Pendant un suivi de 2,5 ans en moyenne, les chercheurs ont évalué l’incidence des décès par suicide (critère principal de jugement). Les automutilations sans issue fatale étaient, avec les décès par suicide, un critère composite secondaire. L’incidence de la dépression et l’anxiété était un autre critère secondaire.
Résultats : dans le groupe aGLP- 1, 77 suicides ont été enregistrés, contre 71 dans le groupe iSGLT2. Les taux d’incidence pondérées étaient de 0,23/1 000 personnes-années et 0,18/1 000 personnes-années respectivement, soit un sur-risque de 25 %. Toutefois, cette augmentation n’est pas considérée comme statistiquement significative par les auteurs, correspondant à une différence absolue de 0,05 suicides/1 000 personnes-années.
Lorsque l’analyses était restreinte à la première année de suivi, le sur-risque observé était de 11 % (IC95 % : 0,54 - 2,28), et lorsqu’elle était restreinte à la durée d’exposition réelle aux molécules – soit 1,7 année pour les aGLP- 1 et 1,5 pour les iSGLT2 en moyenne –, il était de 27 % (IC95 % : 0,76 - 2,15).
Le critère composite décès par suicide et automutilations était 17 % plus faible dans le groupe aGLP- 1 comparé au groupe iSGLT2 (HR = 0,83 ; IC95 % : 0,70 - 0,97). Aucune différence significative n’a été décelée concernant le risque de dépression ou anxiété (HR = 1,01 ; IC95 % : 0,97 - 1,06).
Selon les auteurs, les résultats de cette étude étayent les conclusions rendues par le comité de pharmacovigilance de l’EMA : il n’y a pas d’association causale démontrée entre l’utilisation d’aGLP- 1 et un sur-risque de suicide, automutilations, dépression ou anxiété.
Cependant, les conclusions de cette étude épidémiologique ne sont pas généralisables aux patients prenant des aGLP- 1 dans d’autres indications, notamment l’obésité.

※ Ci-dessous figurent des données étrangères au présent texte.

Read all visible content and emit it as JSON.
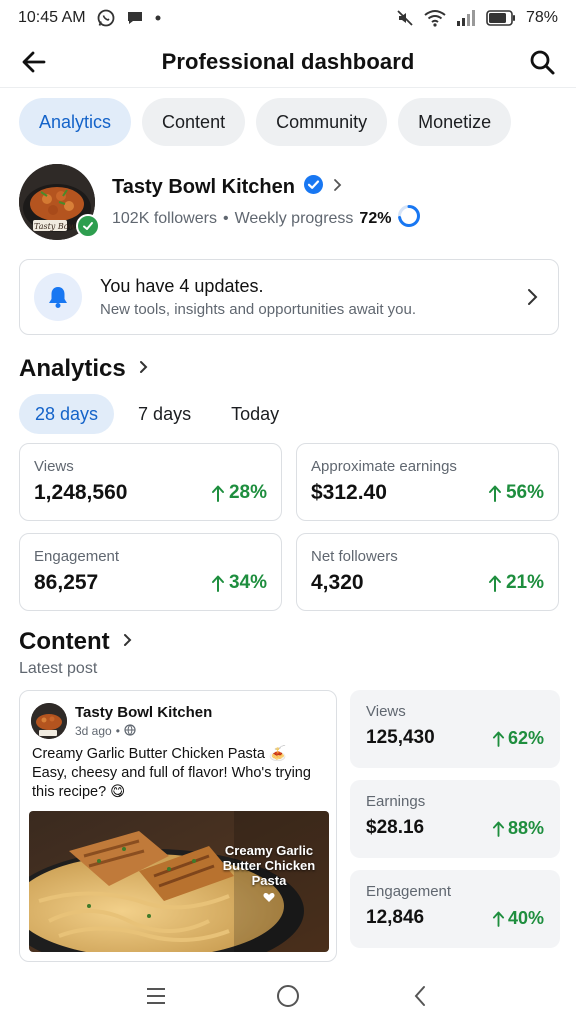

Pas de sur-risque dans les essais randomisés contre placebo
Une analyse post hoc de 4 études, publiée également début septembre dans le JAMA Internal Medicine , apporte des données complémentaires concernant des personnes traitées par sémaglutide pour leur obésité.
Les auteurs ont combiné les données des études STEP 1, 2, 3 et 5. Dans ces essais de phase III, randomisés, contrôlés par placebo et double insu, les patients prenaient du sémaglutide 2,4 mg ou un placebo pour le contrôle du poids. L’analyse a inclus près de 3 700 participants (70 à 77 % de femmes ; âge moyen : 47 ans) traités majoritairement pendant 68 semaines (104 semaines pour l’essai STEP 5). Les personnes ayant des antécédents de tentative de suicide, des idéations suicidaires dans le mois précédent, de dépression durant les 2 années précédentes ou des pathologies psychiatriques sévères (schizophrénie, trouble bipolaire…) ont été exclues.
Les chercheurs se sont intéressés à l’évolution des symptômes dépressifset de l’idéation suicidaire pendant le traitement :
- mesurés grâce à l’échelle PHQ- 9 (Patient Health Questionnaire, qui va de 0 à 27, des valeurs plus grandes signalant une sévérité croissante), les symptômes dépressifs ont peu évolué dans les deux groupes et sont restés inférieurs à 3 (absence de symptômes ou des symptômes très légers). La probabilité d’évolution défavorable du score entre l’inclusion et la semaine 68 était plus faible avec le sémaglutide qu’avec le placebo (odds ratio = 0,63 ; IC95 % : 0,50 - 0,79 ; P < 0,001).
- Environ 1 % des patients ont rapporté une idéation ou comportement suicidaire (de 0,4 % à 1,4 % en fonction des groupes et de l’étude), sans différence significative entre les groupes.
Les résultats de cette analyse post hoc suggèrent donc que la prise de sémaglutide 2,4 mg n’augmente pas le risque de développer des symptômes dépressifs ou une idéation suicidaire par rapport au placebo.
Wadden TA, Brown GK, Egebjerg C, et al. Psychiatric Safety of Semaglutide for Weight Management in People Without Known Major Psychopathology: Post Hoc Analysis of the STEP 1, 2, 3, and 5 Trials. JAMA Intern Med 2024:e244346.